18. Hoje, o arguido de 37 anos (nascido a ….-09-1983) de idade é um elemento válido, produtivo, honesto e respeitador da sociedade que o envolve. Do relatório social ficou demonstrado que o arguido procurou sempre manter os estudos e procurou sempre um trabalho efetivo e com vínculo. No entanto, o meio onde está inserido ou, circunstâncias como o falecimento da progenitora, causaram-lhe alguma instabilidade. É como se estivesse a remar, sempre a remar e a determinada altura surge uma corrente muito forte, que o atrasa ou desvia do percurso mas que este, volta a ultrapassar e continuar a tentar.
19. Hoje o arguido pode - e já o fez - mudar o rumo da sua vida, procurando ser um cidadão responsável e digno. Do relatório social resulta que o arguido não tem adições e dedica-se à prática de desporto.
20. Ora, na determinação concreta da medida da pena, como impõe o art.º 71.º, n.º 2 do Código Penal, o Tribunal tem de atender a todas as circunstâncias que, não fazendo parte do tipo de crime, depõem a favor do agente ou contra ele, designadamente quanto a este caso em concreto, a reintegração do arguido que deveria ser valorada favoravelmente, o facto do arguido estar socialmente, profissionalmente e familiarmente inserido na sociedade.
21. E, deveria ter atendido, igualmente, ao carácter humanitário do artigo 40.º, n.º 1 do Código Penal, no sentido de ressocializar o agente. O Tribunal a quo deveria ter aplicado uma pena que cumpriria as funções de reintegração social do arguido, ora recorrente.

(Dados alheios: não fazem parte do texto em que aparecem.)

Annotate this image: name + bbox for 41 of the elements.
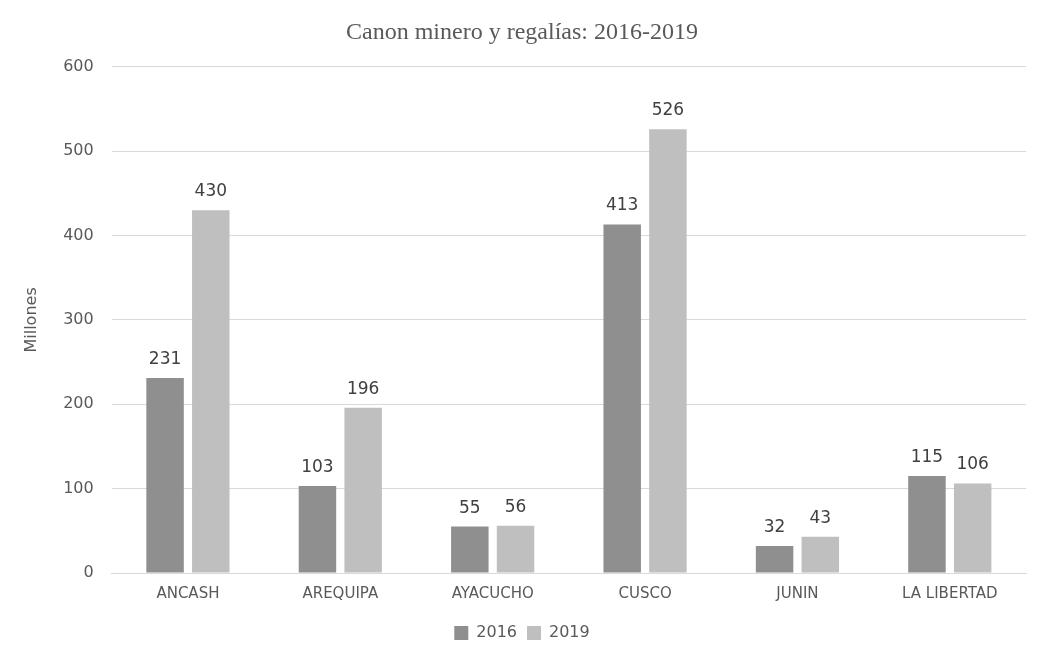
x-tick-label: CUSCO (618, 583, 672, 602)
bar (298, 486, 337, 573)
bar (192, 210, 230, 573)
bar (496, 525, 535, 573)
data-label: 43 (809, 506, 832, 527)
bar (344, 407, 382, 573)
bar (146, 378, 184, 573)
y-tick-label: 100 (63, 477, 94, 497)
y-tick-label: 500 (63, 140, 94, 160)
bar (755, 546, 794, 573)
bar (451, 526, 489, 573)
x-tick-label: JUNIN (775, 583, 819, 602)
data-label: 231 (148, 348, 182, 369)
data-label: 196 (346, 377, 380, 398)
x-tick-label: AREQUIPA (302, 583, 379, 602)
legend-label: 2016 (476, 622, 517, 642)
bar (801, 536, 840, 573)
x-tick-label: LA LIBERTAD (902, 583, 998, 602)
bar (649, 129, 687, 573)
y-tick-label: 300 (63, 309, 94, 329)
x-tick-label: ANCASH (156, 583, 220, 602)
y-axis-title: Millones (20, 287, 40, 353)
data-label: 103 (301, 456, 334, 477)
data-label: 32 (763, 515, 786, 536)
bar (603, 224, 641, 573)
y-tick-label: 600 (63, 55, 94, 75)
y-tick-label: 0 (83, 562, 94, 582)
x-tick-label: AYACUCHO (451, 583, 534, 602)
data-label: 106 (956, 453, 989, 474)
y-tick-label: 200 (63, 393, 94, 413)
data-label: 115 (910, 445, 944, 466)
data-label: 430 (194, 180, 228, 201)
bar (953, 483, 992, 573)
data-label: 413 (605, 194, 639, 215)
data-label: 56 (504, 495, 527, 516)
chart-title: Canon minero y regalías: 2016-2019 (346, 17, 698, 44)
data-label: 55 (459, 496, 481, 517)
bar (908, 475, 946, 573)
legend-label: 2019 (549, 622, 590, 642)
data-label: 526 (651, 99, 685, 120)
y-tick-label: 400 (63, 224, 94, 244)
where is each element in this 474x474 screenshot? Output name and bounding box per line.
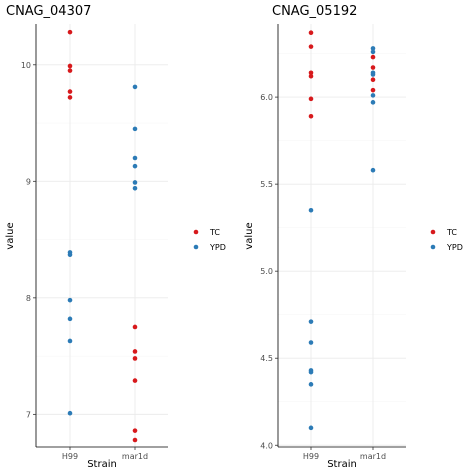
y-axis-label: value [244, 222, 255, 249]
data-point-ypd [67, 316, 73, 322]
y-tick-label: 9 [26, 177, 31, 186]
chart-title: CNAG_04307 [6, 4, 91, 19]
data-point-tc [132, 324, 138, 330]
legend: TC YPD [430, 228, 463, 252]
y-axis-ticks: 7 8 9 10 [21, 61, 36, 419]
data-point-ypd [308, 207, 314, 213]
legend: TC YPD [193, 228, 226, 252]
data-point-ypd [370, 46, 376, 51]
data-point-ypd [308, 369, 314, 375]
y-tick-label: 4.5 [260, 354, 273, 363]
y-tick-label: 5.5 [260, 180, 273, 189]
data-point-ypd [132, 126, 138, 132]
data-point-tc [132, 428, 138, 433]
chart-title: CNAG_05192 [272, 4, 357, 19]
data-point-tc [67, 89, 73, 94]
plot-background [36, 24, 168, 447]
data-point-ypd [67, 338, 73, 344]
data-point-tc [308, 44, 314, 49]
data-point-tc [132, 356, 138, 361]
data-point-tc [370, 54, 376, 60]
x-axis-ticks: H99 mar1d [303, 447, 386, 461]
legend-label: TC [209, 228, 220, 237]
data-point-ypd [67, 410, 73, 416]
data-points [308, 30, 376, 431]
data-point-ypd [132, 180, 138, 185]
x-axis-label: Strain [327, 459, 357, 470]
data-point-ypd [370, 49, 376, 55]
data-point-tc [370, 65, 376, 70]
data-point-tc [67, 68, 73, 73]
data-point-ypd [132, 163, 138, 169]
data-point-tc [67, 63, 73, 69]
data-point-tc [370, 87, 376, 93]
chart-panel-cnag-04307: CNAG_04307 7 8 9 10 H99 mar1d Strain value T… [5, 4, 226, 470]
x-tick-label: mar1d [360, 452, 386, 461]
plot-background [278, 24, 406, 447]
data-point-ypd [132, 155, 138, 161]
data-point-ypd [132, 186, 138, 191]
data-points [67, 29, 138, 443]
data-point-tc [370, 77, 376, 83]
data-point-ypd [370, 100, 376, 105]
data-point-tc [132, 378, 138, 383]
y-tick-label: 8 [26, 294, 31, 303]
grid-lines [278, 24, 406, 447]
x-axis-ticks: H99 mar1d [62, 447, 148, 461]
data-point-ypd [132, 84, 138, 90]
y-tick-label: 6.0 [260, 93, 273, 102]
data-point-ypd [370, 93, 376, 98]
x-tick-label: mar1d [122, 452, 148, 461]
data-point-tc [308, 70, 314, 76]
data-point-ypd [370, 72, 376, 77]
x-tick-label: H99 [303, 452, 319, 461]
data-point-tc [132, 437, 138, 443]
y-tick-label: 4.0 [260, 441, 273, 450]
legend-label: TC [446, 228, 457, 237]
data-point-ypd [67, 252, 73, 258]
data-point-ypd [370, 167, 376, 173]
data-point-ypd [308, 319, 314, 324]
data-point-ypd [67, 297, 73, 303]
y-tick-label: 10 [21, 61, 31, 70]
x-tick-label: H99 [62, 452, 78, 461]
legend-key-tc [430, 229, 436, 235]
data-point-tc [67, 29, 73, 35]
legend-key-ypd [193, 244, 199, 250]
grid-lines [36, 24, 168, 447]
y-axis-ticks: 4.0 4.5 5.0 5.5 6.0 [260, 93, 278, 450]
data-point-ypd [308, 425, 314, 431]
data-point-tc [308, 73, 314, 79]
data-point-ypd [308, 340, 314, 345]
data-point-tc [308, 96, 314, 102]
legend-label: YPD [446, 243, 463, 252]
legend-label: YPD [209, 243, 226, 252]
legend-key-ypd [430, 244, 436, 250]
y-tick-label: 7 [26, 410, 31, 419]
data-point-tc [67, 95, 73, 100]
data-point-tc [308, 113, 314, 119]
data-point-tc [308, 30, 314, 36]
x-axis-label: Strain [87, 459, 117, 470]
data-point-tc [132, 349, 138, 354]
data-point-ypd [308, 382, 314, 387]
legend-key-tc [193, 229, 199, 235]
y-axis-label: value [5, 222, 16, 249]
chart-panel-cnag-05192: CNAG_05192 4.0 4.5 5.0 5.5 6.0 H99 mar1d Stra… [244, 4, 463, 470]
y-tick-label: 5.0 [260, 267, 273, 276]
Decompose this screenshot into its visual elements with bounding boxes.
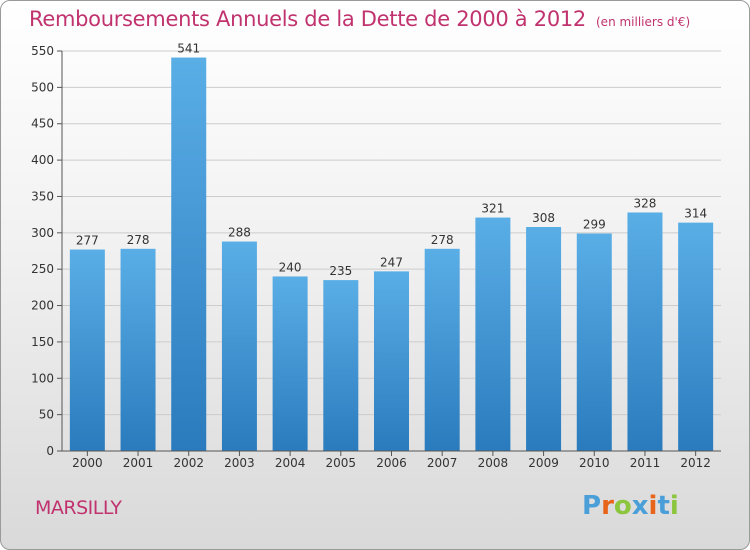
place-name: MARSILLY bbox=[35, 497, 122, 519]
y-tick-label: 550 bbox=[31, 44, 54, 58]
x-tick-label: 2003 bbox=[224, 456, 255, 470]
bar-2011 bbox=[627, 212, 663, 451]
bars bbox=[69, 57, 714, 451]
y-tick-label: 150 bbox=[31, 335, 54, 349]
data-label: 235 bbox=[329, 264, 352, 278]
y-tick-label: 200 bbox=[31, 299, 54, 313]
x-tick-label: 2002 bbox=[173, 456, 204, 470]
brand-letter: i bbox=[648, 491, 658, 521]
data-label: 278 bbox=[127, 233, 150, 247]
bar-2001 bbox=[120, 248, 156, 451]
data-label: 247 bbox=[380, 255, 403, 269]
data-label: 321 bbox=[481, 202, 504, 216]
data-label: 328 bbox=[634, 196, 657, 210]
x-tick-label: 2005 bbox=[326, 456, 357, 470]
bar-2007 bbox=[424, 248, 460, 451]
brand-letter: r bbox=[601, 491, 614, 521]
y-tick-label: 400 bbox=[31, 153, 54, 167]
x-tick-label: 2006 bbox=[376, 456, 407, 470]
bar-2003 bbox=[221, 241, 257, 451]
brand-letter: o bbox=[613, 491, 632, 521]
data-label: 288 bbox=[228, 226, 251, 240]
y-tick-label: 500 bbox=[31, 80, 54, 94]
data-label: 278 bbox=[431, 233, 454, 247]
y-tick-label: 0 bbox=[46, 444, 54, 458]
data-label: 240 bbox=[279, 260, 302, 274]
x-tick-label: 2010 bbox=[579, 456, 610, 470]
chart-title-text: Remboursements Annuels de la Dette de 20… bbox=[29, 7, 586, 31]
bar-2005 bbox=[323, 280, 359, 451]
y-tick-label: 100 bbox=[31, 371, 54, 385]
data-label: 299 bbox=[583, 218, 606, 232]
x-tick-label: 2001 bbox=[123, 456, 154, 470]
bar-2004 bbox=[272, 276, 308, 451]
y-tick-label: 350 bbox=[31, 189, 54, 203]
x-tick-label: 2011 bbox=[630, 456, 661, 470]
x-tick-label: 2012 bbox=[680, 456, 711, 470]
bar-2002 bbox=[171, 57, 207, 451]
x-tick-label: 2009 bbox=[528, 456, 559, 470]
data-label: 308 bbox=[532, 211, 555, 225]
axes: 0 50 100 150 200 250 300 350 400 450 500 550 2000 200… bbox=[31, 44, 721, 470]
y-tick-label: 300 bbox=[31, 226, 54, 240]
bar-2012 bbox=[678, 222, 714, 451]
bar-2009 bbox=[526, 227, 562, 451]
chart-title: Remboursements Annuels de la Dette de 20… bbox=[29, 7, 690, 31]
bar-2000 bbox=[69, 249, 105, 451]
y-tick-label: 250 bbox=[31, 262, 54, 276]
chart-unit-note: (en milliers d'€) bbox=[596, 15, 691, 29]
x-tick-label: 2004 bbox=[275, 456, 306, 470]
y-tick-label: 50 bbox=[39, 408, 54, 422]
data-labels: 277 278 541 288 240 235 247 278 321 308 299 328 314 bbox=[76, 42, 707, 279]
data-label: 314 bbox=[684, 207, 707, 221]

Tal decisão, é redutora da função dos Tribunais, limitando-se a punir o arguido como um exemplar que tem de ser afastado da sociedade, e não como uma pessoa humana que terá que ser nela integrado, chegando a ser ofensiva do princípio da dignidade da pessoa humana, violadora dos artigos 1.º, 18.º e 20.º, da nossa Constituição.
22. Ao determinar a concreta medida da pena, o tribunal a quo assentou na prevenção e repressão do crime, alheando-se da recuperação e ressocialização do delinquente, não tomando em boa conta a sua personalidade.
23. Requer-se a revogação do douto acórdão recorrido, substituindo-se o mesmo por outro, que, considere as razões invocadas, com a absolvição ou, assim não se entendendo, redução das penas parcelares;
24. Caso assim não se entenda, ainda assim deverá, ser reduzida a pena aplicada em cúmulo de 9(nove) anos e 6(seis) meses de prisão efetiva, sendo esta manifestamente injusta e exagerada.
Termos em que e nos mais de direito, sempre com o mui douto suprimento de V/Exas., concedendo-se provimento ao presente recurso, requer-se a revogação do douto acórdão recorrido, substituindo-se o mesmo por outro, que, considere as razões invocadas.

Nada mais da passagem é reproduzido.